Le livre commence (chap. 1) par un rappel historique fort utile sur les raisons de la critique moderne illustrée par le célèbre passage du Malade ima­ginaire de Molière à propos des vertus dormitives de l’opium. D’un point de vue historique, on a principalement reproché deux choses à l’idée de pouvoir causal: d’abord sa faiblesse explicative (attribuer un pouvoir reviendrait à fournir une explication causale tauto­logique, comme dans l’exemple de Molière); ensuite, à l’époque moderne, on reproche à cette théorie de faire du pouvoir une qualité occulte attachée à une substance (on ne sait plus comment formuler une ontologie des pouvoirs, après que John Locke et Robert Boyle ont eu tendance à assimiler les propriétés dispositionnelles aux accidents réels de scolastiques). On voit donc comment une tradition que l’on serait tenté de nommer « empiriste » a toujours résisté à l’idée de pouvoir, de Descartes à Carnap.

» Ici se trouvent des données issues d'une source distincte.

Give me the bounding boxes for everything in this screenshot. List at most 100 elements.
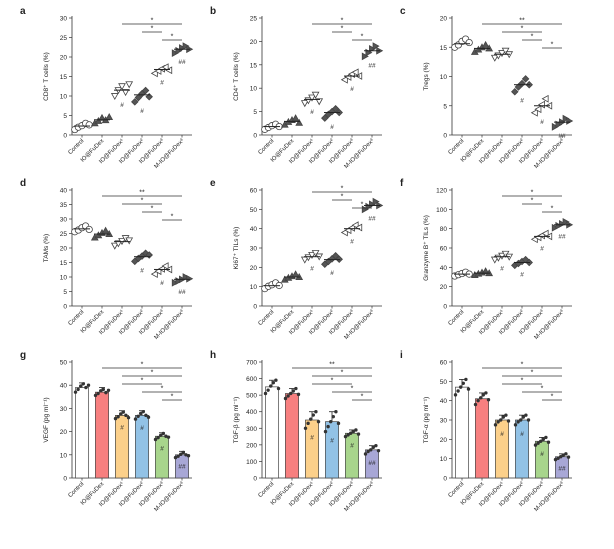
data-point [486,398,491,402]
y-tick-label: 20 [440,16,448,23]
data-point [551,122,559,131]
y-tick-label: 0 [253,133,257,140]
data-point [459,385,463,389]
significance-hash: ## [178,59,186,66]
data-point [356,432,361,436]
data-point [171,278,179,287]
x-tick-label: Control [447,481,465,499]
significance-hash: # [140,267,144,274]
data-point [118,83,126,91]
data-point [351,68,359,77]
data-point [561,453,565,457]
significance-hash: ## [368,62,376,69]
data-point [354,428,358,432]
data-point [296,392,301,397]
data-point [184,453,188,457]
y-tick-label: 50 [440,379,448,386]
significance-hash: ## [368,215,376,222]
data-point [98,113,106,121]
significance-hash: # [500,431,504,438]
y-tick-label: 40 [250,226,258,233]
significance-label: ** [519,18,525,25]
y-tick-label: 0 [443,133,447,140]
data-point [521,75,530,83]
data-point [541,229,549,238]
data-point [555,221,563,230]
data-point [153,437,158,442]
data-point [150,270,158,278]
data-point [329,419,333,424]
significance-label: * [551,206,554,213]
data-point [499,418,503,422]
y-tick-label: 10 [250,284,258,291]
significance-hash: # [310,434,314,441]
y-tick-label: 5 [253,109,257,116]
significance-hash: # [330,438,334,445]
data-point [164,434,168,438]
data-point [116,415,120,419]
data-point [315,98,324,106]
significance-label: * [341,186,344,193]
y-tick-label: 10 [440,74,448,81]
significance-hash: # [120,425,124,432]
y-tick-label: 20 [250,265,258,272]
data-point [536,441,540,445]
significance-hash: # [350,443,354,450]
significance-hash: # [160,79,164,86]
data-point [559,219,567,228]
bar [325,421,339,479]
data-point [306,421,310,426]
panel-letter: i [400,350,403,361]
data-point [476,398,480,403]
significance-hash: # [350,86,354,93]
data-point [498,50,506,58]
y-tick-label: 100 [246,459,257,466]
y-axis-label: Tregs (%) [423,62,430,90]
y-tick-label: 20 [60,55,68,62]
data-point [156,435,160,440]
data-point [349,431,353,435]
significance-label: * [141,362,144,369]
bar [265,386,279,479]
data-point [361,52,369,61]
data-point [533,443,538,447]
significance-label: * [171,394,174,401]
data-point [182,42,190,50]
y-tick-label: 30 [250,246,258,253]
significance-hash: # [540,245,544,252]
data-point [186,454,191,458]
x-tick-label: Control [257,309,275,327]
significance-label: * [171,214,174,221]
significance-label: * [531,34,534,41]
y-tick-label: 15 [250,62,258,69]
panel-letter: f [400,178,404,189]
data-point [346,433,350,437]
significance-label: ** [329,362,335,369]
data-point [308,251,316,259]
data-point [179,452,183,457]
data-point [546,440,551,444]
data-point [295,118,304,126]
data-point [110,242,119,250]
data-point [369,448,373,452]
data-point [263,391,268,396]
data-point [562,218,570,226]
significance-label: * [151,370,154,377]
significance-label: * [151,18,154,25]
significance-label: * [151,206,154,213]
bar [495,419,509,479]
significance-hash: ## [558,466,566,473]
y-axis-label: CD4⁺ T cells (%) [233,52,240,101]
x-tick-label: Control [257,138,275,156]
y-tick-label: 30 [60,217,68,224]
y-tick-label: 10 [60,94,68,101]
data-point [456,389,460,393]
panel-letter: c [400,6,406,17]
data-point [323,429,328,434]
data-point [326,424,330,429]
data-point [161,63,169,72]
bar [515,419,529,479]
data-point [331,251,340,260]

Suivent ensuite quatre études qui entendent toutes défendre l’idée de pouvoir causal. Celle de Cyrille Michon (chap. 2) présente une défense générale de l’idée de vertu en faisant ressortir sa pertinence conceptuelle. Là où Molière pensait trouver des pouvoirs magiques dans l’explication aristotélicienne de la causalité, Michon nous montre que c’est plutôt le contraire qui se passerait si on abandonnait la notion de pouvoir. En effet, la causalité ne serait qu’occasion fortuite, suite contingente d’événements, dont la raison nous échapperait. Lorsqu’on s’interroge sur le pourquoi d’une action, on doit mentionner un pouvoir, alors que le comment de l’action peut être réduit à la description de la nature des agents et des patients, aux mécanismes qui les lient entre eux. La science a donc pour rôle d’expliquer les pouvoirs. C’est en cela qu’il faut opposer, selon Michon, l’idée de pouvoir causal au modèle déductif-nomologique encore en vigueur dans les sciences.

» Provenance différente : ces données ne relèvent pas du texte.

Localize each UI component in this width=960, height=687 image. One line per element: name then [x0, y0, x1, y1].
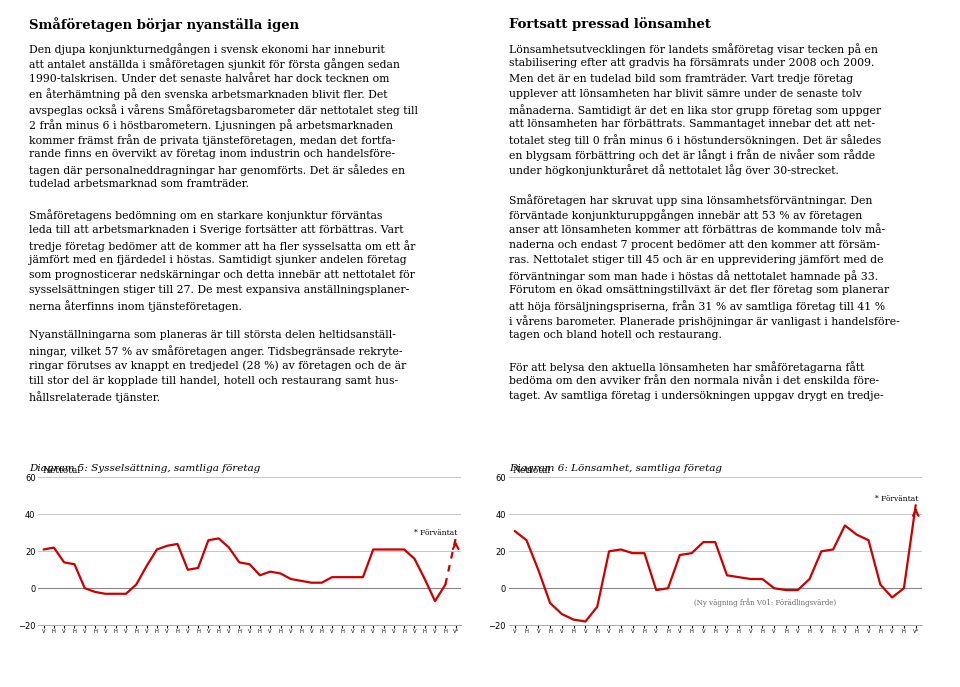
- Text: 1990-talskrisen. Under det senaste halvåret har dock tecknen om: 1990-talskrisen. Under det senaste halvå…: [29, 74, 389, 84]
- Text: nerna återfinns inom tjänsteföretagen.: nerna återfinns inom tjänsteföretagen.: [29, 300, 242, 312]
- Text: Nyanställningarna som planeras är till största delen heltidsanställ-: Nyanställningarna som planeras är till s…: [29, 330, 396, 341]
- Text: SMÅFÖRETAGSBAROMETERN VÅREN 2010: SMÅFÖRETAGSBAROMETERN VÅREN 2010: [606, 663, 834, 673]
- Text: leda till att arbetsmarknaden i Sverige fortsätter att förbättras. Vart: leda till att arbetsmarknaden i Sverige …: [29, 225, 403, 235]
- Text: under högkonjunkturåret då nettotalet låg över 30-strecket.: under högkonjunkturåret då nettotalet lå…: [509, 164, 839, 176]
- Text: i vårens barometer. Planerade prishöjningar är vanligast i handelsföre-: i vårens barometer. Planerade prishöjnin…: [509, 315, 900, 327]
- Text: jämfört med en fjärdedel i höstas. Samtidigt sjunker andelen företag: jämfört med en fjärdedel i höstas. Samti…: [29, 255, 406, 265]
- Text: tredje företag bedömer att de kommer att ha fler sysselsatta om ett år: tredje företag bedömer att de kommer att…: [29, 240, 415, 251]
- Text: * Förväntat: * Förväntat: [415, 528, 458, 537]
- Text: tudelad arbetsmarknad som framträder.: tudelad arbetsmarknad som framträder.: [29, 179, 249, 190]
- Text: 9: 9: [924, 659, 936, 677]
- Text: * Förväntat: * Förväntat: [875, 495, 918, 504]
- Text: avspeglas också i vårens Småföretagsbarometer där nettotalet steg till: avspeglas också i vårens Småföretagsbaro…: [29, 104, 418, 115]
- Text: Diagram 5: Sysselsättning, samtliga företag: Diagram 5: Sysselsättning, samtliga före…: [29, 464, 260, 473]
- Text: Småföretagens bedömning om en starkare konjunktur förväntas: Småföretagens bedömning om en starkare k…: [29, 210, 382, 221]
- Text: kommer främst från de privata tjänsteföretagen, medan det fortfa-: kommer främst från de privata tjänsteför…: [29, 134, 396, 146]
- Text: Fortsatt pressad lönsamhet: Fortsatt pressad lönsamhet: [509, 17, 710, 31]
- Text: Nettotal: Nettotal: [42, 466, 81, 475]
- Text: Småföretagen börjar nyanställa igen: Småföretagen börjar nyanställa igen: [29, 17, 299, 32]
- Text: 8: 8: [24, 659, 36, 677]
- Text: naderna och endast 7 procent bedömer att den kommer att försäm-: naderna och endast 7 procent bedömer att…: [509, 240, 879, 250]
- Text: en blygsam förbättring och det är långt i från de nivåer som rådde: en blygsam förbättring och det är långt …: [509, 149, 875, 161]
- Text: anser att lönsamheten kommer att förbättras de kommande tolv må-: anser att lönsamheten kommer att förbätt…: [509, 225, 885, 235]
- Text: hållsrelaterade tjänster.: hållsrelaterade tjänster.: [29, 391, 159, 403]
- Text: Lönsamhetsutvecklingen för landets småföretag visar tecken på en: Lönsamhetsutvecklingen för landets småfö…: [509, 43, 877, 55]
- Text: en återhämtning på den svenska arbetsmarknaden blivit fler. Det: en återhämtning på den svenska arbetsmar…: [29, 89, 387, 100]
- Text: Småföretagen har skruvat upp sina lönsamhetsförväntningar. Den: Småföretagen har skruvat upp sina lönsam…: [509, 194, 873, 206]
- Text: 2 från minus 6 i höstbarometern. Ljusningen på arbetsmarknaden: 2 från minus 6 i höstbarometern. Ljusnin…: [29, 119, 393, 131]
- Text: förväntade konjunkturuppgången innebär att 53 % av företagen: förväntade konjunkturuppgången innebär a…: [509, 210, 862, 221]
- Text: Förutom en ökad omsättningstillväxt är det fler företag som planerar: Förutom en ökad omsättningstillväxt är d…: [509, 285, 889, 295]
- Text: tagen där personalneddragningar har genomförts. Det är således en: tagen där personalneddragningar har geno…: [29, 164, 405, 176]
- Text: att höja försäljningspriserna, från 31 % av samtliga företag till 41 %: att höja försäljningspriserna, från 31 %…: [509, 300, 885, 312]
- Text: ningar, vilket 57 % av småföretagen anger. Tidsbegränsade rekryte-: ningar, vilket 57 % av småföretagen ange…: [29, 346, 402, 357]
- Text: totalet steg till 0 från minus 6 i höstundersökningen. Det är således: totalet steg till 0 från minus 6 i höstu…: [509, 134, 881, 146]
- Text: För att belysa den aktuella lönsamheten har småföretagarna fått: För att belysa den aktuella lönsamheten …: [509, 361, 864, 372]
- Text: förväntningar som man hade i höstas då nettotalet hamnade på 33.: förväntningar som man hade i höstas då n…: [509, 270, 878, 282]
- Text: ringar förutses av knappt en tredjedel (28 %) av företagen och de är: ringar förutses av knappt en tredjedel (…: [29, 361, 406, 371]
- Text: taget. Av samtliga företag i undersökningen uppgav drygt en tredje-: taget. Av samtliga företag i undersöknin…: [509, 391, 883, 401]
- Text: ras. Nettotalet stiger till 45 och är en upprevidering jämfört med de: ras. Nettotalet stiger till 45 och är en…: [509, 255, 883, 265]
- Text: Nettotal: Nettotal: [513, 466, 551, 475]
- Text: SMÅFÖRETAGSBAROMETERN VÅREN 2010: SMÅFÖRETAGSBAROMETERN VÅREN 2010: [126, 663, 354, 673]
- Text: sysselsättningen stiger till 27. De mest expansiva anställningsplaner-: sysselsättningen stiger till 27. De mest…: [29, 285, 409, 295]
- Text: stabilisering efter att gradvis ha försämrats under 2008 och 2009.: stabilisering efter att gradvis ha försä…: [509, 58, 875, 69]
- Text: att antalet anställda i småföretagen sjunkit för första gången sedan: att antalet anställda i småföretagen sju…: [29, 58, 399, 70]
- Text: Diagram 6: Lönsamhet, samtliga företag: Diagram 6: Lönsamhet, samtliga företag: [509, 464, 722, 473]
- Text: (Ny vägning från V01: Förädlingsvärde): (Ny vägning från V01: Förädlingsvärde): [694, 598, 836, 607]
- Text: till stor del är kopplade till handel, hotell och restaurang samt hus-: till stor del är kopplade till handel, h…: [29, 376, 398, 386]
- Text: tagen och bland hotell och restaurang.: tagen och bland hotell och restaurang.: [509, 330, 722, 341]
- Text: som prognosticerar nedskärningar och detta innebär att nettotalet för: som prognosticerar nedskärningar och det…: [29, 270, 415, 280]
- Text: upplever att lönsamheten har blivit sämre under de senaste tolv: upplever att lönsamheten har blivit sämr…: [509, 89, 862, 99]
- Text: rande finns en övervikt av företag inom industrin och handelsföre-: rande finns en övervikt av företag inom …: [29, 149, 395, 159]
- Text: bedöma om den avviker från den normala nivån i det enskilda före-: bedöma om den avviker från den normala n…: [509, 376, 879, 386]
- Text: Men det är en tudelad bild som framträder. Vart tredje företag: Men det är en tudelad bild som framträde…: [509, 74, 852, 84]
- Text: månaderna. Samtidigt är det en lika stor grupp företag som uppger: månaderna. Samtidigt är det en lika stor…: [509, 104, 881, 115]
- Text: att lönsamheten har förbättrats. Sammantaget innebar det att net-: att lönsamheten har förbättrats. Sammant…: [509, 119, 875, 129]
- Text: Den djupa konjunkturnedgången i svensk ekonomi har inneburit: Den djupa konjunkturnedgången i svensk e…: [29, 43, 385, 55]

Bruno Gnassounou (chap. 3), pour sa part, défend l’idée de pouvoir en montrant que l’on peut accepter sans contradiction ce qu’il appelle « la grammaire philosophique » des pouvoirs. Comprendre l’action requiert conceptuel­lement la notion de pouvoir. Partant du problème ontologique, Gnassounou interroge la nature relationnelle des dispositions et montre comment il faut toujours considérer des pouvoirs actifs et des pouvoirs passifs pour comprendre une action causale, c’est-à-dire l’agent dans sa relation à un patient. Mais on ne saurait, selon lui, réduire les propriétés dispositionnelles à leur base catégorique, c’est-à-dire aux relata, aux propriétés des substances agissantes. En effet, Bruno Gnassounou montre de manière convaincante que l’analyse de l’action demande non seulement l’idée de pouvoir, mais aussi celle d’un sujet d’action, lequel doit être distingué de ses opérations.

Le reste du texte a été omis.